CREATE TABLE t (
guid uuid not null,
seq smallint not null,
tid smallint not null,
ts timestamp without time zone not null,
x real,
y real,
z real,
primary key (guid, tid, seq, ts)
) partition by range (ts);
CREATE TABLE t_y2021m07 PARTITION OF measurement
FOR VALUES FROM ('2021-07-01') TO ('2021-08-01');
CREATE TABLE measurement_y2021m08 PARTITION OF measurement
FOR VALUES FROM ('2021-08-01') TO ('2021-09-01');
On 7/15/21 5:09 PM, Wells Oliver wrote:
Correct me if I'm wrong, but wouldn't partitioning by just the ts column create a ton of partitions per the granular nature of timestamps? Or do I wildly misunderstand this? Another Very Large Table we have partitioned by a date field cleanly creates monthly partitions.

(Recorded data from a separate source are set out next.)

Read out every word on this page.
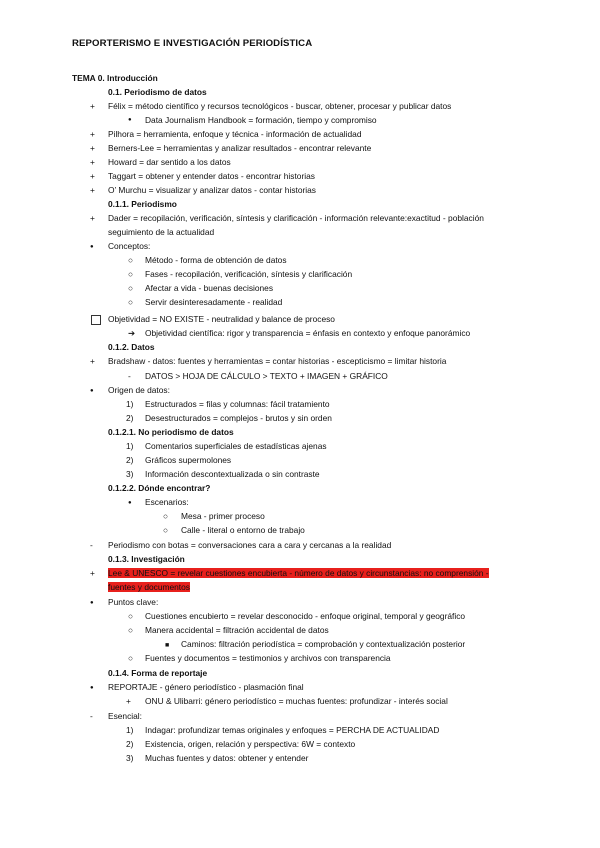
REPORTERISMO E INVESTIGACIÓN PERIODÍSTICA
TEMA 0. Introducción
0.1. Periodismo de datos
+ Félix = método científico y recursos tecnológicos - buscar, obtener, procesar y publicar datos
● Data Journalism Handbook = formación, tiempo y compromiso
+ Pilhora = herramienta, enfoque y técnica - información de actualidad
+ Berners-Lee = herramientas y analizar resultados - encontrar relevante
+ Howard = dar sentido a los datos
+ Taggart = obtener y entender datos - encontrar historias
+ O’ Murchu = visualizar y analizar datos - contar historias
0.1.1. Periodismo
+ Dader = recopilación, verificación, síntesis y clarificación - información relevante:exactitud - población
seguimiento de la actualidad
● Conceptos:
○ Método - forma de obtención de datos
○ Fases - recopilación, verificación, síntesis y clarificación
○ Afectar a vida - buenas decisiones
○ Servir desinteresadamente - realidad
Objetividad = NO EXISTE - neutralidad y balance de proceso
➔ Objetividad científica: rigor y transparencia = énfasis en contexto y enfoque panorámico
0.1.2. Datos
+ Bradshaw - datos: fuentes y herramientas = contar historias - escepticismo = limitar historia
- DATOS > HOJA DE CÁLCULO > TEXTO + IMAGEN + GRÁFICO
● Origen de datos:
1) Estructurados = filas y columnas: fácil tratamiento
2) Desestructurados = complejos - brutos y sin orden
0.1.2.1. No periodismo de datos
1) Comentarios superficiales de estadísticas ajenas
2) Gráficos supermolones
3) Información descontextualizada o sin contraste
0.1.2.2. Dónde encontrar?
● Escenarios:
○ Mesa - primer proceso
○ Calle - literal o entorno de trabajo
- Periodismo con botas = conversaciones cara a cara y cercanas a la realidad
0.1.3. Investigación
+ Lee & UNESCO = revelar cuestiones encubierta - número de datos y circunstancias: no comprensión -
fuentes y documentos
● Puntos clave:
○ Cuestiones encubierto = revelar desconocido - enfoque original, temporal y geográfico
○ Manera accidental = filtración accidental de datos
■ Caminos: filtración periodística = comprobación y contextualización posterior
○ Fuentes y documentos = testimonios y archivos con transparencia
0.1.4. Forma de reportaje
● REPORTAJE - género periodístico - plasmación final
+ ONU & Ulibarri: género periodístico = muchas fuentes: profundizar - interés social
- Esencial:
1) Indagar: profundizar temas originales y enfoques = PERCHA DE ACTUALIDAD
2) Existencia, origen, relación y perspectiva: 6W = contexto
3) Muchas fuentes y datos: obtener y entender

On Thu, Jul 15, 2021 at 3:06 PM Ron <ronljohnsonjr@xxxxxxxxx> wrote:
On 7/15/21 3:10 PM, Wells Oliver wrote:
> I have a table like so:
>
> CREATE TABLE t (
> guid uuid not null,
> seq smallint not null,
> tid smallint not null,
> ts timestamp without time zone not null,
> x real,
> y real,
> z real,
> primary key (guid, tid, seq)
> ) partition by range (extract(date from ts));
>
> Which results in the error:
>
> ERROR: unsupported PRIMARY KEY constraint with partition key definition
> DETAIL: PRIMARY KEY constraints cannot be used when partition keys
> include expressions.
>
> Is there a suitable way to get around this? I can make an additional date
> col in the table to use for the partition range, but given the amount of
> data we will have, I am trying to be cognizant of storage concerns.
>
> The PK is the PK, so I'm not sure what options I have there.
Why do you feel the need to "extract(date from ts)" instead of just
partitioning by "ts"?
--
Angular momentum makes the world go 'round.
--
Wells Oliver
wells.oliver@xxxxxxxxx
--
Angular momentum makes the world go 'round.
Angular momentum makes the world go 'round.